Лилли ждала, пока он выскажет свою мысль. У нее было скверное предчувствие.
– Если вслед за этим дождем пойдет настоящий снег, – а на такой высоте этого следует ожидать, – наша ситуация станет почти безнадежной. Меня беспокоит пропан. Если он весь выгорит, нам понадобится топливо. – Тирни повернулся к ней лицом. – Сейчас еще ничего, потом будет хуже. Я пойду в сарай и принесу дров. Сколько смогу.
Лилли взглянула на окно, потом перевела взгляд на Тирни.
– Ты не можешь туда идти! Ты едва на ногах держишься! У тебя сотрясение мозга, в конце концов!
– Вряд ли это будет иметь значение, если мы тут замерзнем насмерть.
– Забудь об этом. Ты не можешь идти. Я тебя не пущу. Он улыбнулся ее горячности.
– Я не спрашиваю у тебя разрешения, Лилли.
– Я сама пойду.
Но ей стало страшно при одной только мысли о том, что придется покинуть безопасный и сравнительно теплый коттедж.
Тирни смерил ее критическим взглядом.
– У тебя сил не хватит принести, сколько нам нужно. У меня тоже сил немного, но уж побольше, чем у тебя. Да и сапоги у тебя мокрые, можешь пальцы отморозить. Придется мне идти, как ни крути.
Они проспорили еще минут пять, и все это время, несмотря на все ее доводы, он готовился к выходу.
– В сарае есть еще что-нибудь полезное? Санки, например? Что-нибудь, на чем можно подтащить дрова?
Лилли перебрала в уме содержимое сарая и покачала головой.
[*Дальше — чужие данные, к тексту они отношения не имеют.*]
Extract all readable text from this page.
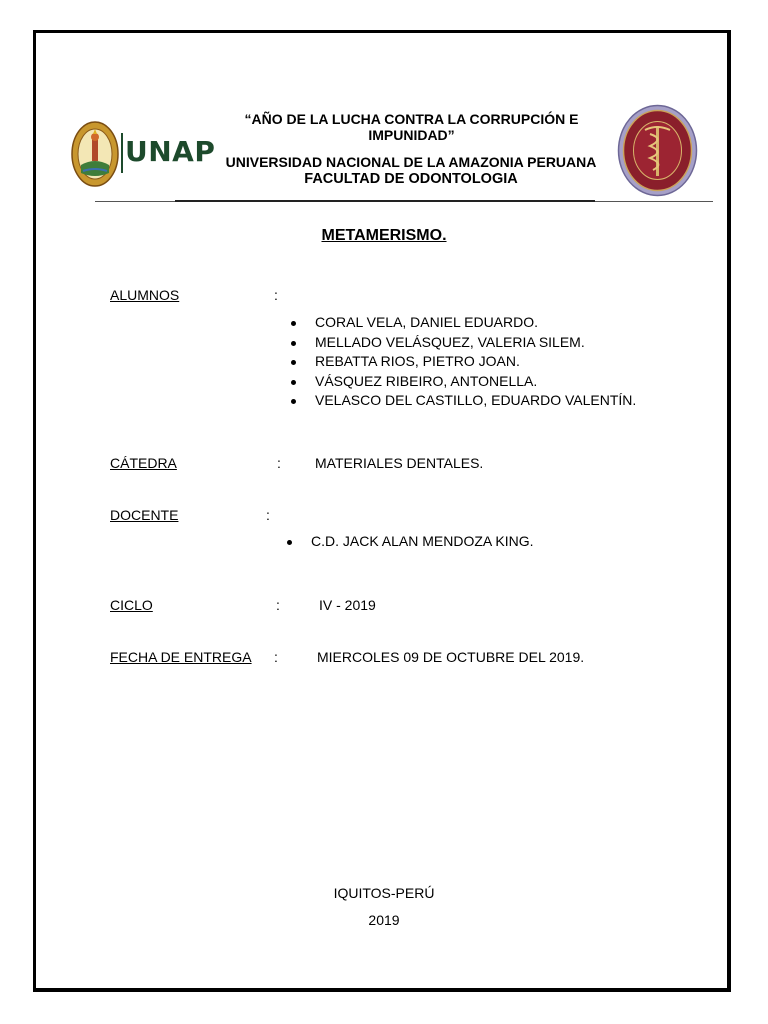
UNAP
“AÑO DE LA LUCHA CONTRA LA CORRUPCIÓN E IMPUNIDAD”
UNIVERSIDAD NACIONAL DE LA AMAZONIA PERUANA
FACULTAD DE ODONTOLOGIA
METAMERISMO.
ALUMNOS	:
CORAL VELA, DANIEL EDUARDO.
MELLADO VELÁSQUEZ, VALERIA SILEM.
REBATTA RIOS, PIETRO JOAN.
VÁSQUEZ RIBEIRO, ANTONELLA.
VELASCO DEL CASTILLO, EDUARDO VALENTÍN.
CÁTEDRA	: MATERIALES DENTALES.
DOCENTE	:
C.D. JACK ALAN MENDOZA KING.
CICLO	:	IV - 2019
FECHA DE ENTREGA :	MIERCOLES 09 DE OCTUBRE DEL 2019.
IQUITOS-PERÚ
2019
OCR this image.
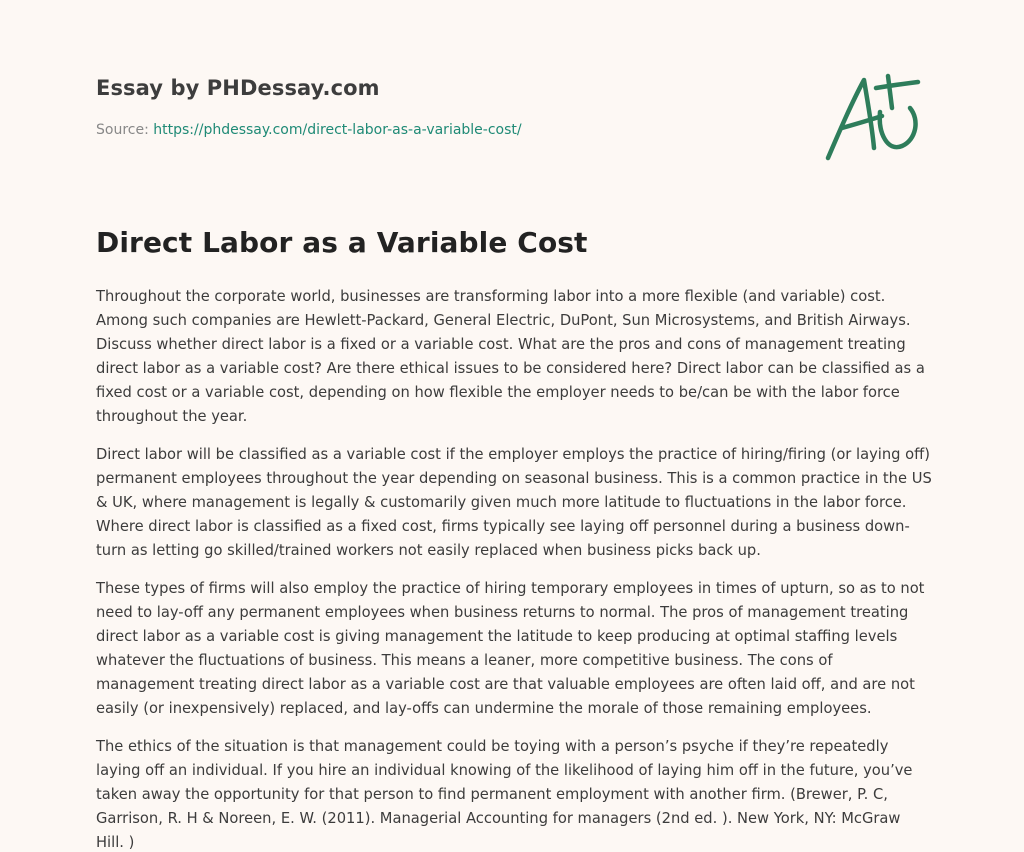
Essay by PHDessay.com
Source: https://phdessay.com/direct-labor-as-a-variable-cost/
Direct Labor as a Variable Cost

Throughout the corporate world, businesses are transforming labor into a more flexible (and variable) cost. Among such companies are Hewlett-Packard, General Electric, DuPont, Sun Microsystems, and British Airways. Discuss whether direct labor is a fixed or a variable cost. What are the pros and cons of management treating direct labor as a variable cost? Are there ethical issues to be considered here? Direct labor can be classified as a fixed cost or a variable cost, depending on how flexible the employer needs to be/can be with the labor force throughout the year.

Direct labor will be classified as a variable cost if the employer employs the practice of hiring/firing (or laying off) permanent employees throughout the year depending on seasonal business. This is a common practice in the US & UK, where management is legally & customarily given much more latitude to fluctuations in the labor force. Where direct labor is classified as a fixed cost, firms typically see laying off personnel during a business down-turn as letting go skilled/trained workers not easily replaced when business picks back up.

These types of firms will also employ the practice of hiring temporary employees in times of upturn, so as to not need to lay-off any permanent employees when business returns to normal. The pros of management treating direct labor as a variable cost is giving management the latitude to keep producing at optimal staffing levels whatever the fluctuations of business. This means a leaner, more competitive business. The cons of management treating direct labor as a variable cost are that valuable employees are often laid off, and are not easily (or inexpensively) replaced, and lay-offs can undermine the morale of those remaining employees.

The ethics of the situation is that management could be toying with a person’s psyche if they’re repeatedly laying off an individual. If you hire an individual knowing of the likelihood of laying him off in the future, you’ve taken away the opportunity for that person to find permanent employment with another firm. (Brewer, P. C, Garrison, R. H & Noreen, E. W. (2011). Managerial Accounting for managers (2nd ed. ). New York, NY: McGraw Hill. )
– К сожалению, мы с Датчем давно уже забрали все, кроме нескольких самых простых инструментов. Как войдешь, справа от себя увидишь большой деревянный сундук. Мы его использовали для хранения инструментов. Может, найдешь что-нибудь полезное. Там есть топор, это я точно знаю. Настоящий колун, не то что топорик на крыльце. Ты же говорил, что дрова надо расколоть. Захвати топор, если сможешь.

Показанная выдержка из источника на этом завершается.